Na curta caminhada de Herto a Daka, contudo, uma parte tangível de condição humana desapareceu - em especial, centenas de centímetros cúbicos de massa cinzenta. A caixa craniana do espécime de Daka tem cerca de mil centímetros cúbicos, volume típico de um H. erectus, mas menor que o de um Herto ou que o crânio de um Bodo, de 600 mil anos, achado na outra margem do rio. E, quanto à capacidade de inovação, a situação piora muito: os utensílios acheulianos feitos pelo H. erectus não sofreram modificação notável durante mais de 1 milhão de anos.
White, contudo, tem uma opinião caridosa:
"A espécie teve um tremendo sucesso, expandindo seu território de maneira exponencial. O erectus estava no nosso lado da linha divisória - com o crânio expandido e um nicho ecológico definido pelo uso de ferramentas. Quando retrocedemos mais no tempo, e eliminamos esses aspectos, aí sim entramos em um mundo irreconhecível".
Hata: uma surpresa
Basta um único passo para chegarmos a esse mundo bem mais estranho. No subsolo de Daka há um intervalo na sucessão de camadas geológicas, no qual, graças aos caprichos das fissuras e à erosão, todo um bloco de tempo foi apagado. Assim, dando um salto sobre essa linha divisória, retrocedemos cerca de 1,5 milhão de anos, e adentramos uma planície agreste cortada por ravinas, de cor púrpura cinzenta, no calor do meio da tarde.
Os leitos arroxeados abaixo de nós são conhecidos como Hata, uma janela para um período mais antigo na formação Bouri. Em meados da década de 1990, um raro conjunto de achados ali descortinou uma vista panorâmica de uma das transições mais revolucionárias em nossa evolução. Em 1996, os pesquisadores exumaram ossos de antílopes, cavalos e outros mamíferos que exibiam marcas evidentes de instrumentos de pedra - 2,5 milhões de anos atrás, ou seja, um dos primeiros registros do uso de ferramentas.
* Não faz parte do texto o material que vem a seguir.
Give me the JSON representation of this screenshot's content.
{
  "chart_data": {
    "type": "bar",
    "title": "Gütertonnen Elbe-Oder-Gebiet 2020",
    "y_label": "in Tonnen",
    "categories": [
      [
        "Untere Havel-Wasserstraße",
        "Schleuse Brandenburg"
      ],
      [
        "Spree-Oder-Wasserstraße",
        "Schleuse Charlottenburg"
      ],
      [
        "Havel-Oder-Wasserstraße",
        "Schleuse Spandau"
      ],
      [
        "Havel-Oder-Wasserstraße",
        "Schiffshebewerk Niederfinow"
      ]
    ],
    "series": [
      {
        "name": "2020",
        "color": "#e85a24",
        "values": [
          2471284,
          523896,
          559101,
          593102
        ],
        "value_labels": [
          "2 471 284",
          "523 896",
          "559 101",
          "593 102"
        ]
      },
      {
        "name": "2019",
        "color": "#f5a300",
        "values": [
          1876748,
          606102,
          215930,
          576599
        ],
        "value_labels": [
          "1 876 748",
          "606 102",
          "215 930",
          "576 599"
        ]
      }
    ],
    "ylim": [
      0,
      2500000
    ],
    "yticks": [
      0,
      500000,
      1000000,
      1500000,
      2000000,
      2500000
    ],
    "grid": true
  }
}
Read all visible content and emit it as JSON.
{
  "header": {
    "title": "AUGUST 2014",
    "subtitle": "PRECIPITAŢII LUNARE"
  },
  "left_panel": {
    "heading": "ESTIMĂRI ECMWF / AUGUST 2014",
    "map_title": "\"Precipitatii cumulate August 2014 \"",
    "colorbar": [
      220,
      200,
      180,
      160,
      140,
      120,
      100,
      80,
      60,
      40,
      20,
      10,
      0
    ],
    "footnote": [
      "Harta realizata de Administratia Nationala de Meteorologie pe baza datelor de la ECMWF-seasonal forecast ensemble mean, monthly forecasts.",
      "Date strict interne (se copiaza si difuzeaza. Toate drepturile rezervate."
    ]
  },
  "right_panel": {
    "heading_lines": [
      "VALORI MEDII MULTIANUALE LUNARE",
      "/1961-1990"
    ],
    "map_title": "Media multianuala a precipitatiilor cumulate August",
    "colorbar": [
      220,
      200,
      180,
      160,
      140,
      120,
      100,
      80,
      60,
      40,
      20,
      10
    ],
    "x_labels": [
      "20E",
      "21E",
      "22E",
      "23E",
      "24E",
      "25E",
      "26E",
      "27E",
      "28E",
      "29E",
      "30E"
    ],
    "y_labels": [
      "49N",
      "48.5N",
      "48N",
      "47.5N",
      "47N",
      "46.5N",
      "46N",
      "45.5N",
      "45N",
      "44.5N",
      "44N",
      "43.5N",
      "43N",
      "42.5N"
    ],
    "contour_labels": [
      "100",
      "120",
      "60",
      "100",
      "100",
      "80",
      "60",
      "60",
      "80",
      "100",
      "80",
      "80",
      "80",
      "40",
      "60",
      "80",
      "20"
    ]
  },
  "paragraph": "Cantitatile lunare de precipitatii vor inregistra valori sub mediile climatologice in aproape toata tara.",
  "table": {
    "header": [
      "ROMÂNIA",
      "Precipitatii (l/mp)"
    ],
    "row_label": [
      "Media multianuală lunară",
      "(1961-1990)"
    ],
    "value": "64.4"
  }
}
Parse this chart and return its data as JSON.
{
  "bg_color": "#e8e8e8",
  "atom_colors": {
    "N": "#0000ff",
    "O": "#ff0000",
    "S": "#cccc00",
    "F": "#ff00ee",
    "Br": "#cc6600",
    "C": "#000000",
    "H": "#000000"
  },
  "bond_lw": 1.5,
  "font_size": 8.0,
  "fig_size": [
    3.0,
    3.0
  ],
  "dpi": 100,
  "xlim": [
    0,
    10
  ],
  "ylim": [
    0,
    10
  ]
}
"As marcas no interior do maxilar de um antílope mostram que a língua foi cortada", explica White. "Assim, sabemos que estavam produzindo ferramentas e também o que faziam com elas - extraindo nutrição da carcaça de grandes mamíferos." Curiosamente, não foi achado nenhum utensílio. Talvez aqueles que se alimentavam dessa maneira tenham, ao partir, levado embora seus instrumentos. "Não acho que viveram aqui", diz White. "Era só um lugar de passagem."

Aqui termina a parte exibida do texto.